White House Talks Job Creation Proposals With Super Committee Members

White House Talks Jobs With Super Committee Members

WASHINGTON -- President Barack Obama pushed Congress again on Monday to bring his American Jobs Act to a vote, promising to "put as much pressure" as he could on lawmakers to act with haste. But with growing recalcitrance among Republicans, resistance among some Democrats and an election season heating up, the prospects for quick action look increasingly slim.

The Democratic leadership is now taking more seriously the possibility that if components of the jobs plan are to be enacted, they'll have to be attached to the recommendations produced by the congressional super committee in charge of finding $1.2 trillion in deficit reduction.

On Monday, the president offered his customary insistence about passing his plan -- which includes major tax cuts to encourage hiring, insurance for the unemployed, and money for infrastructure and school repair -- in an expedient manner.

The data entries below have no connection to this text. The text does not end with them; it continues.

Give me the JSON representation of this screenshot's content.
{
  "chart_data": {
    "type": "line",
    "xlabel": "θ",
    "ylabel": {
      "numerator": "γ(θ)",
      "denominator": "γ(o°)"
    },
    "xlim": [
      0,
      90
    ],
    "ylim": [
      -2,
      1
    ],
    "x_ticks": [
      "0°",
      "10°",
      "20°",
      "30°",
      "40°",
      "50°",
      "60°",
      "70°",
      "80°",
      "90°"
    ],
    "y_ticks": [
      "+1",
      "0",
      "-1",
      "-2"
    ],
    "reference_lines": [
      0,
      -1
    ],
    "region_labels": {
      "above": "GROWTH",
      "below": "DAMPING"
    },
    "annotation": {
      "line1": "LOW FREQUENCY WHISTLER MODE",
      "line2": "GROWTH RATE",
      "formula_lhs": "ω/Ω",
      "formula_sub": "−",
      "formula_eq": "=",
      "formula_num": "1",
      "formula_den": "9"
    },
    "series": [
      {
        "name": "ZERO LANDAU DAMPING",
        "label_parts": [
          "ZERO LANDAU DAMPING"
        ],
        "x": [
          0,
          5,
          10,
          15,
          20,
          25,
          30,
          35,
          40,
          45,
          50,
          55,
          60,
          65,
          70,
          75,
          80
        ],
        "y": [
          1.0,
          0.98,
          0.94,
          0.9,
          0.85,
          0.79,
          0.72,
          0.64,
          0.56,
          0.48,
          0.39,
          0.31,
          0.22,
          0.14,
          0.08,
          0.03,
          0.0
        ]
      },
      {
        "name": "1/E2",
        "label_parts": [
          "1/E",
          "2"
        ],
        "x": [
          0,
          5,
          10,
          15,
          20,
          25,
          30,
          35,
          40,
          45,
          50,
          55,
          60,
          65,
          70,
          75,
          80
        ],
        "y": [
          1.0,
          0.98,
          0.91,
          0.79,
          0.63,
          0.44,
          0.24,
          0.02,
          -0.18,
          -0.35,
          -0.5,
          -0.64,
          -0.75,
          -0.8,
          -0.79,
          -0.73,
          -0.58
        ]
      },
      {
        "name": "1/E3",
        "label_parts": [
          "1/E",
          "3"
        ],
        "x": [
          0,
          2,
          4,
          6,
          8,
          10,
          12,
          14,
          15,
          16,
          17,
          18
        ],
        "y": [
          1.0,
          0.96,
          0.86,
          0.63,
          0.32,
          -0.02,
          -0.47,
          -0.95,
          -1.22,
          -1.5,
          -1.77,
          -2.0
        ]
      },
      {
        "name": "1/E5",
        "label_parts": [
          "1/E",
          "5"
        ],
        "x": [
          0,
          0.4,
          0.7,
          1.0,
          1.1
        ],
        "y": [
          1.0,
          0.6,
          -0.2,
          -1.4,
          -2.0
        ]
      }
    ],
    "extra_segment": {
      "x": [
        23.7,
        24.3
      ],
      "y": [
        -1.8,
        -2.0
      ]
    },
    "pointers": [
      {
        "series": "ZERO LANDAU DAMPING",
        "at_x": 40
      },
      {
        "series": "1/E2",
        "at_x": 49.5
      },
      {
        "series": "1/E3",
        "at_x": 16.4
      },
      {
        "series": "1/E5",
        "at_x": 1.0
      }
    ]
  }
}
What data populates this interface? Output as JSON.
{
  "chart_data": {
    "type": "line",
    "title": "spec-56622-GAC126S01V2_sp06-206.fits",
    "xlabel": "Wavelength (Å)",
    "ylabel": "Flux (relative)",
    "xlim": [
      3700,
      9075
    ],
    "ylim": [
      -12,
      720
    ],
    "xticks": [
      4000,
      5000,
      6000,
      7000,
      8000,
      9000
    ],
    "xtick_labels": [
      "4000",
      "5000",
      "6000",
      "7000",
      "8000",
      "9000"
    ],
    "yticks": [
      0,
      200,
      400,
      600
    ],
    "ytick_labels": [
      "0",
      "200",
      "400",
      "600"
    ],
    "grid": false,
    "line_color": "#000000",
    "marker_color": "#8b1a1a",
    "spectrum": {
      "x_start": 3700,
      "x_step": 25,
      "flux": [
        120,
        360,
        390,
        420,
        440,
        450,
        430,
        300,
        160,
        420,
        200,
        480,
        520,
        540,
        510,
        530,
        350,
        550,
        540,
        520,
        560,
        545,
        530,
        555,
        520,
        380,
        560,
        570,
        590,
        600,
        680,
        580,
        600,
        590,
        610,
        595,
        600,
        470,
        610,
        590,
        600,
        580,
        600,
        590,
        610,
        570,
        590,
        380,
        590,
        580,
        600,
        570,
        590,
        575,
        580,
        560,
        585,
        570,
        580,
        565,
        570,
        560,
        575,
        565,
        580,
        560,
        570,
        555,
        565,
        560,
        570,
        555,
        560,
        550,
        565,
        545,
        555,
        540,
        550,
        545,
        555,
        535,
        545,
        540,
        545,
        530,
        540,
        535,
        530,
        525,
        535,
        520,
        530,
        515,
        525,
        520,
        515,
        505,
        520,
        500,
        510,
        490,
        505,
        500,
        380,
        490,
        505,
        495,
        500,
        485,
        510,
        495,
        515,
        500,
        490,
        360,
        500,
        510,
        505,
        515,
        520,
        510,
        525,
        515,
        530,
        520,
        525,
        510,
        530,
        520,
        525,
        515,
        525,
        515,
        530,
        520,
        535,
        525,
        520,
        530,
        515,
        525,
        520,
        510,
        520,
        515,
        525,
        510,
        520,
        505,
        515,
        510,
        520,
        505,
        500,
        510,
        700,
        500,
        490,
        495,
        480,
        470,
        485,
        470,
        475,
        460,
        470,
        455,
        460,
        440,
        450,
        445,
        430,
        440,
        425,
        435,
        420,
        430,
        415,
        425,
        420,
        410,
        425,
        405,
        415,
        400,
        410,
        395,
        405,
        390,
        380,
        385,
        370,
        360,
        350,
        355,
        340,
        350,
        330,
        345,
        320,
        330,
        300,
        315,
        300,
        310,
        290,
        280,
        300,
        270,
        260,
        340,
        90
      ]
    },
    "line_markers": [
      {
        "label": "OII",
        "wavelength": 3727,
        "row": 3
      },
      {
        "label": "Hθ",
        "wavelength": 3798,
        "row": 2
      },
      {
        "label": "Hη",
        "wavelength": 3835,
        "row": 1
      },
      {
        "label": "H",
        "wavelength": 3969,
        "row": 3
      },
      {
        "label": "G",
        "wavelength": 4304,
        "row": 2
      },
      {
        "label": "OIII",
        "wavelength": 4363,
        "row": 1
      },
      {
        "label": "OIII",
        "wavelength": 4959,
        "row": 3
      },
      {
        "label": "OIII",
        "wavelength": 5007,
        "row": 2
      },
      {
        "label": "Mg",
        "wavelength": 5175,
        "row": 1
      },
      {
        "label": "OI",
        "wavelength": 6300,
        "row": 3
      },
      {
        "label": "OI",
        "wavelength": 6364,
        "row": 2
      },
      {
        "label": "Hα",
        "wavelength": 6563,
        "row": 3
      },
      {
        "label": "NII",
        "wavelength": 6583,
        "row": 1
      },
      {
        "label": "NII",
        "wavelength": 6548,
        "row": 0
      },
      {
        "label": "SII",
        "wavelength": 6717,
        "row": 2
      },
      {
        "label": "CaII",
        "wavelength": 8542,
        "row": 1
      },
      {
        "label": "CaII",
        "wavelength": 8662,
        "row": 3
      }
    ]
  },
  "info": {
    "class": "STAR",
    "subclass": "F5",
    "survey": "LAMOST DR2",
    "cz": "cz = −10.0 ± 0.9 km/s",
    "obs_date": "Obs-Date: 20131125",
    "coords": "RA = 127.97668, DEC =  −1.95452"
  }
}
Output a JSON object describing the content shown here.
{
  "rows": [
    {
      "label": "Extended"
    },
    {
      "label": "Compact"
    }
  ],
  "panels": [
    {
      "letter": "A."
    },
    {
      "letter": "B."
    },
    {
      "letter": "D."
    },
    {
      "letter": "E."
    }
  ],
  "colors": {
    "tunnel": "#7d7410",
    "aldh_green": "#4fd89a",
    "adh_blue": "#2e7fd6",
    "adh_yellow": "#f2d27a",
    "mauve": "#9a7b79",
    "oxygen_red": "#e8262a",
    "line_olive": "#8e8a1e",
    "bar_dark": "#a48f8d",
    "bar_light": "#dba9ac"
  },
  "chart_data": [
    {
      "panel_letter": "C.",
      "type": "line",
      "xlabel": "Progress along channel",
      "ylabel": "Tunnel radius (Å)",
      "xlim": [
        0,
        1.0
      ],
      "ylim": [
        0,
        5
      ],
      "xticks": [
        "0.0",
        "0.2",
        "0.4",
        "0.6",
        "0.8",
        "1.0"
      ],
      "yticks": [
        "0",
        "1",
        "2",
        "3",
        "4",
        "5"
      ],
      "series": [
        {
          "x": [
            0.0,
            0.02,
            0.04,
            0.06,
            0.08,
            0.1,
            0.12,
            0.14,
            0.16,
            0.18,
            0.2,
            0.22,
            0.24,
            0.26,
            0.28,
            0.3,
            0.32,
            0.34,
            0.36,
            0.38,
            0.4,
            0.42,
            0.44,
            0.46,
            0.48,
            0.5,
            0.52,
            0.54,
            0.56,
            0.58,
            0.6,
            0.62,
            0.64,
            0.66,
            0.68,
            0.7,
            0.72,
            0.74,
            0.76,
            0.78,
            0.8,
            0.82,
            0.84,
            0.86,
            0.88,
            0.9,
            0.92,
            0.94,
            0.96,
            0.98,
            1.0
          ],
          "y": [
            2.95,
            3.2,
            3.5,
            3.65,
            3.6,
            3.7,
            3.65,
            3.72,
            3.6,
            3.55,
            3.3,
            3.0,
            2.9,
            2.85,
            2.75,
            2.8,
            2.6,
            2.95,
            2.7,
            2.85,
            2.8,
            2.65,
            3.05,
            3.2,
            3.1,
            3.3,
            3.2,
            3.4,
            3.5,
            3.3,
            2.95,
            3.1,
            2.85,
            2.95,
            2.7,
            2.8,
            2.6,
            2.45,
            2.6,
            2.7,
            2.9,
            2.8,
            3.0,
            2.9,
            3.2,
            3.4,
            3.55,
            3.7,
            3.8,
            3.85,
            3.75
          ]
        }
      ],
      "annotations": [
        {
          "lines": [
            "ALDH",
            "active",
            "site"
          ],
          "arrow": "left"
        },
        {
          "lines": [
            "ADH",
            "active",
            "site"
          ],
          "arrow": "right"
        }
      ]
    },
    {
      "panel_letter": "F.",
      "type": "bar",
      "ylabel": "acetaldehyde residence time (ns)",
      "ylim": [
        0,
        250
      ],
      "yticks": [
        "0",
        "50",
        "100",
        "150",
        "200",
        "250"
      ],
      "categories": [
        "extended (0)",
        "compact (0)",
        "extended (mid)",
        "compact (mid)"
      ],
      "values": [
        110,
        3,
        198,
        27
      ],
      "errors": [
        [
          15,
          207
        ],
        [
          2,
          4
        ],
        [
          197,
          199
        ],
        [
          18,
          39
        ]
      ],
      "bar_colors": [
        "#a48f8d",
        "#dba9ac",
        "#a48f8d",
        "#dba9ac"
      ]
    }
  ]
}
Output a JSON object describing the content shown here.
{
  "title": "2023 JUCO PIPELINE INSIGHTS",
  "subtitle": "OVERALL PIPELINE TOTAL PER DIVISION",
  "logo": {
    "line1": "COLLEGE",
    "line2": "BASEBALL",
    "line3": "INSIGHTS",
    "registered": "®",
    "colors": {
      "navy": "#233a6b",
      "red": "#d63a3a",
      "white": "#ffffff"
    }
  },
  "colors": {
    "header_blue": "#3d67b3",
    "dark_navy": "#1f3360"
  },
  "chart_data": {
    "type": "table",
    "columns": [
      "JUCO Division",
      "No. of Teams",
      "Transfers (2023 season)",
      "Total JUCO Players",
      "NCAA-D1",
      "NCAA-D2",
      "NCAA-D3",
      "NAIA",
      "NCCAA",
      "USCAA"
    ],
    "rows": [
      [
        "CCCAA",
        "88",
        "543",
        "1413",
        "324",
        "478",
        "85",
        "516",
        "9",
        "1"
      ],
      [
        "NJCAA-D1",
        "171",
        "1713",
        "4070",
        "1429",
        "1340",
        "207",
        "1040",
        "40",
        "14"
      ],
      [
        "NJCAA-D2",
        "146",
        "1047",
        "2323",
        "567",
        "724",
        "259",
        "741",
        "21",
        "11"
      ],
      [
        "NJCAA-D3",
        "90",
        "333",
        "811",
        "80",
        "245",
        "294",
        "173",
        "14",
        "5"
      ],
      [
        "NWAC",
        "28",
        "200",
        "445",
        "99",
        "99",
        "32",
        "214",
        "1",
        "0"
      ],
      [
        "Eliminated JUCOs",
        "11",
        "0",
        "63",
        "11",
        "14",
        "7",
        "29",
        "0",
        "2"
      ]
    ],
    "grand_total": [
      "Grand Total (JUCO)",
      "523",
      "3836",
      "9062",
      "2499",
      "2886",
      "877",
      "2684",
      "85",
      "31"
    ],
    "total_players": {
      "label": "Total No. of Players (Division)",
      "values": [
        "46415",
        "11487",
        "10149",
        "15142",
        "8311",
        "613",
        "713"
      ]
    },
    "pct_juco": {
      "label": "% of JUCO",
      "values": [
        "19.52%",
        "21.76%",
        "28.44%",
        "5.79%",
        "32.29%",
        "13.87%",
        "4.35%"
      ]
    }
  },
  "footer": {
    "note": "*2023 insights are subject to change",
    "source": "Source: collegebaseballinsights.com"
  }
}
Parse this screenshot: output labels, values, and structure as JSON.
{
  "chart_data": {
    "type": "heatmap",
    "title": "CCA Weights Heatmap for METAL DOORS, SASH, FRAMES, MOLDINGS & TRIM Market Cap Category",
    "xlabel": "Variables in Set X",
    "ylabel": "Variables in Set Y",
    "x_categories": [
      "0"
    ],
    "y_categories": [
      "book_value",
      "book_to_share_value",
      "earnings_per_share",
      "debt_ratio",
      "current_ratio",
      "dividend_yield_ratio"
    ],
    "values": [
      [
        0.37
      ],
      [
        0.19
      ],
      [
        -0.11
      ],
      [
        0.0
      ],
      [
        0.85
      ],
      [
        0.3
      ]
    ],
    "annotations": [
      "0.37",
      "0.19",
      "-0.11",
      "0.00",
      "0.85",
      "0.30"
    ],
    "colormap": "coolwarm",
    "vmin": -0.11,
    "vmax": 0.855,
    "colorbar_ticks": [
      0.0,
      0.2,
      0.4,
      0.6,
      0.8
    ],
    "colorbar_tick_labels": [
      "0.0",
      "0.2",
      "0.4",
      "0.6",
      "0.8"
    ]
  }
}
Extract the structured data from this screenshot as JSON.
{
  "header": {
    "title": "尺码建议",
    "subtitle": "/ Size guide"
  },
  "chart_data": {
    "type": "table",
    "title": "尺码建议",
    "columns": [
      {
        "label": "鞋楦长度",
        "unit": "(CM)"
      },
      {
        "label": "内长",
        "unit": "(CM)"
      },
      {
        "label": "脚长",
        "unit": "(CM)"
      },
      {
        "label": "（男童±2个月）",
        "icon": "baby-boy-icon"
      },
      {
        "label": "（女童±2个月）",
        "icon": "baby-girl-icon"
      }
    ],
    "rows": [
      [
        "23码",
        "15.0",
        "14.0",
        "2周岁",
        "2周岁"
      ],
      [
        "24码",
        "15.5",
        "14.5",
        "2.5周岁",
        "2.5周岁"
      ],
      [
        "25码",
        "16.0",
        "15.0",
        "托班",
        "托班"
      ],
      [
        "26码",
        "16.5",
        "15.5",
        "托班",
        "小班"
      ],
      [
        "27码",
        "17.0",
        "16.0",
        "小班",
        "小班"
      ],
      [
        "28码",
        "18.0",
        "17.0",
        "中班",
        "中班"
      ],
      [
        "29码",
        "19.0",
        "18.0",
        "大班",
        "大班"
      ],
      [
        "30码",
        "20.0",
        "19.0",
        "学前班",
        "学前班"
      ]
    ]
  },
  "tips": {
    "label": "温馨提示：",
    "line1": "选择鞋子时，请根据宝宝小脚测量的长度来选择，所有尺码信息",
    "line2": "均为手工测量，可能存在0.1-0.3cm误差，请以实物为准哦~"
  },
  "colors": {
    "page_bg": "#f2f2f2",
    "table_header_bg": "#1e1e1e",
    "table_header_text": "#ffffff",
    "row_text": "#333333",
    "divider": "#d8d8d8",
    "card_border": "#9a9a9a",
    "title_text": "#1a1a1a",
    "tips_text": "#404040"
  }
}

"It's been several weeks now since I sent up the American Jobs Act, and as I've been saying on the road, I want it back. I'm ready to sign it," he said. "My expectation is, now that we're in the month of October, that we'll schedule a vote before the end of this month. I'll be talking to Senator Reid, [Senator] McConnell, as well as Speaker Boehner and [Representative] Nancy Pelosi, and insisting that we have a vote on this bill."

In a background briefing with reporters before Obama spoke, senior administration officials laid out the case that legislative delay does more damage to the Republicans responsible for holding up the jobs bill than to the bill's primary booster. A Fox News Poll released shortly thereafter appeared to underscore their premise. While 26 percent of respondents thought Obama had helped the economy and 45 percent thought he had hurt it, only 15 percent thought congressional Republicans had helped and 50 percent thought they had hurt the economy.

Still, legislative processes are rarely dictated by polling pressures. And while the president was publicly demanding a vote sometime in October, expectations have been adjusted a touch in private.

Those same senior administration officials said that the White House has been in talks with members of the super committee about both job creation legislation and their work in general. While the officials wouldn't go too far into specifics, they noted that this past summer the president and House Speaker John Boehner (R-Ohio) had discussed including infrastructure spending, payroll tax cut relief and the extension of unemployment insurance in their proposed "grand bargain."

Obama has already asked the committee to find budget cuts to help cover the $447 billion cost of his jobs package. If he were to push the committee to include the jobs act itself as part of its recommendations, that would up the ante significantly more.

On the one hand, the jobs plan would be granted the same sort of procedural advantages (it can be neither filibustered nor amended) that the super committee's debt and deficit reduction suggestions will receive. On the other, the idea could potentially alienate the committee's six GOP members, who don't want to be seen as providing the critical votes for the president's chief jobs proposal. Seven of the 12 committee members must back the deficit recommendations before they can be sent to Congress.

A senior Democratic aide told The Huffington Post that the party is looking to find a "balanced approach to deficit reduction" that includes "efforts at job creation, most definitely including the president's" jobs plan.

But a top Democratic operative who has been privy to debt and deficit reduction talks on the Hill said it was hardly a given that Obama's jobs plan will find its way into the super committee's recommendations, let alone receive a regular floor vote. That's not because the provision themselves are disagreeable, but because the measures to cover their cost -- namely, eliminating tax deductions for the wealthy, closing loopholes for corporate jet owners, and taxing subsidies for oil and gas companies -- have no cross-party support.

"To put it in the super committee, you would need to have pay-for provisions as well," the operative noted. "Not only can Republicans and Democrats not agree on those pay-fors; Democrats can't agree on those pay-fors."